The focus of the Climate Club dinner held in April was a discussion with scientists from the Scripps Institution of Oceanography (SIO) about the challenges they face dealing with aggressive attacks on their work on climate change.  The organizer of the event, John Lormon, noted that “The science community is generally not organized or culturally equipped to respond to politically motivated attacks on their findings.  If these attacks are successful in challenging the credibility of the science, they can be used to establish claims that can negatively impact California’s economy and jobs”. 

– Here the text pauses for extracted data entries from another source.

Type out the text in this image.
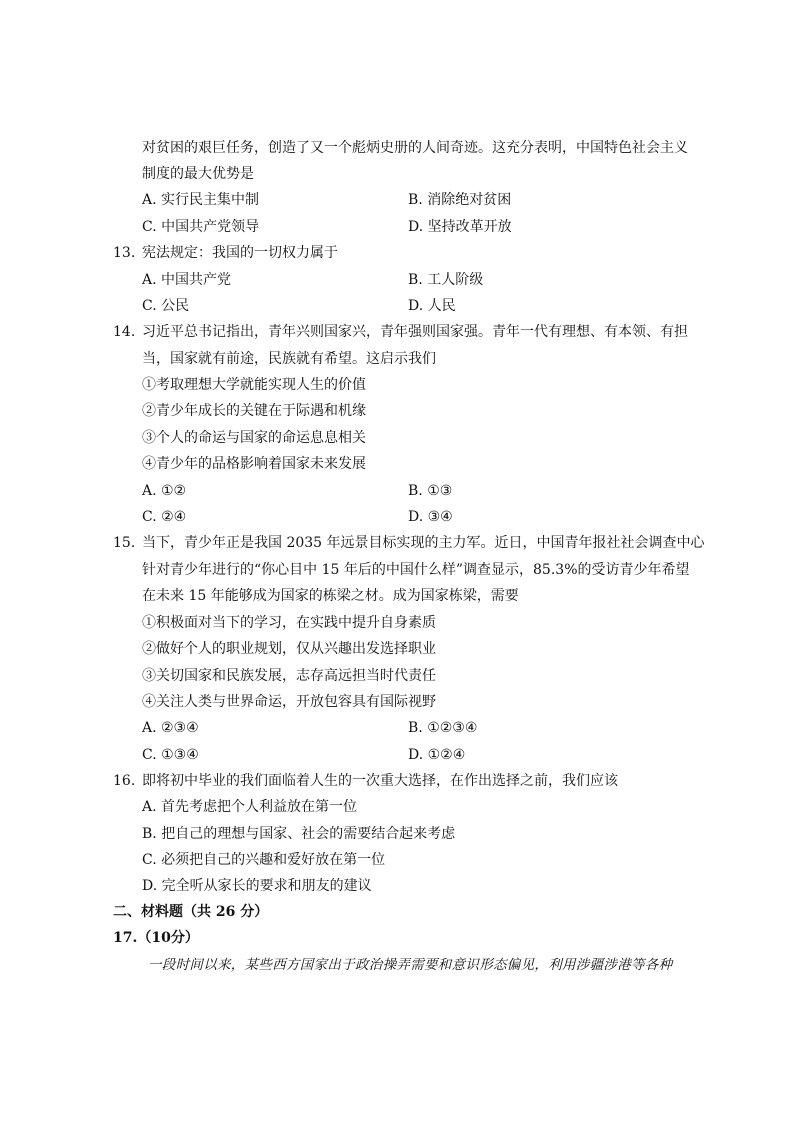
对贫困的艰巨任务，创造了又一个彪炳史册的人间奇迹。这充分表明，中国特色社会主义
制度的最大优势是
A. 实行民主集中制	B. 消除绝对贫困
C. 中国共产党领导	D. 坚持改革开放
13. 宪法规定：我国的一切权力属于
A. 中国共产党	B. 工人阶级
C. 公民	D. 人民
14. 习近平总书记指出，青年兴则国家兴，青年强则国家强。青年一代有理想、有本领、有担
当，国家就有前途，民族就有希望。这启示我们
①考取理想大学就能实现人生的价值
②青少年成长的关键在于际遇和机缘
③个人的命运与国家的命运息息相关
④青少年的品格影响着国家未来发展
A. ①②	B. ①③
C. ②④	D. ③④
15. 当下，青少年正是我国 2035 年远景目标实现的主力军。近日，中国青年报社社会调查中心
针对青少年进行的“你心目中 15 年后的中国什么样”调查显示，85.3%的受访青少年希望
在未来 15 年能够成为国家的栋梁之材。成为国家栋梁，需要
①积极面对当下的学习，在实践中提升自身素质
②做好个人的职业规划，仅从兴趣出发选择职业
③关切国家和民族发展，志存高远担当时代责任
④关注人类与世界命运，开放包容具有国际视野
A. ②③④	B. ①②③④
C. ①③④	D. ①②④
16. 即将初中毕业的我们面临着人生的一次重大选择，在作出选择之前，我们应该
A. 首先考虑把个人利益放在第一位
B. 把自己的理想与国家、社会的需要结合起来考虑
C. 必须把自己的兴趣和爱好放在第一位
D. 完全听从家长的要求和朋友的建议
二、材料题（共 26 分）
17.（10分）
一段时间以来，某些西方国家出于政治操弄需要和意识形态偏见，利用涉疆涉港等各种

Those in attendance were of diverse backgrounds, but by the end of the evening I sensed a common denominator of extreme frustrated concern.   What we learned from SIO Professors Richard Somerville, Ray Weiss, Ralph Keeling and Andrew Dickson was made doubly disturbing by their personal testimony.  It is one thing to discuss climate change denial in the abstract.  It is another to hear the stories of deceit and distortion directed at the life’s work of serious scientists whose only motivation is to “do science” honestly and objectively.  This is not a story of competing theories, but rather one in which established science is ignored or misrepresented.  The complexity and scope of climate change denial is of enormous magnitude.   As the evening ended I was saddened with the sense that none of us saw a clear path of response.   The following month Naomi Oreskes and Eric M. Conway published a book which beams light on the path.

Merchants of Doubt: How a Handful of Scientists Obscured the Truth on Issues from Tobacco Smoke to Global Warming will, I guarantee, make you angry.  Oreskes and Conway pinpoint the scientists-for-hire, think tanks and foundations which thread from one denial campaign to another beginning with the tobacco industry’s multiple decade stall on the linkage between smoking and cancer.  The stage is filled with many of the same players who challenged the science behind acid rain, ozone depletion and now global warming.  What is amazing is that denial-for-hire has become a robust industry.  Huge funding from the tobacco industry, oil and others hides behind the artifice of educational foundations and even attorney-client privilege.  Some big-name national commentators have set up “foundations” so that they can receive funding from special interest groups and maintain deniability that they are not journalists for hire. 

Go to Amazon.  Buy the book.  If you already own it, buy copies to give to your smart friends.  Thought leaders everywhere need to know this story.  You can make a difference.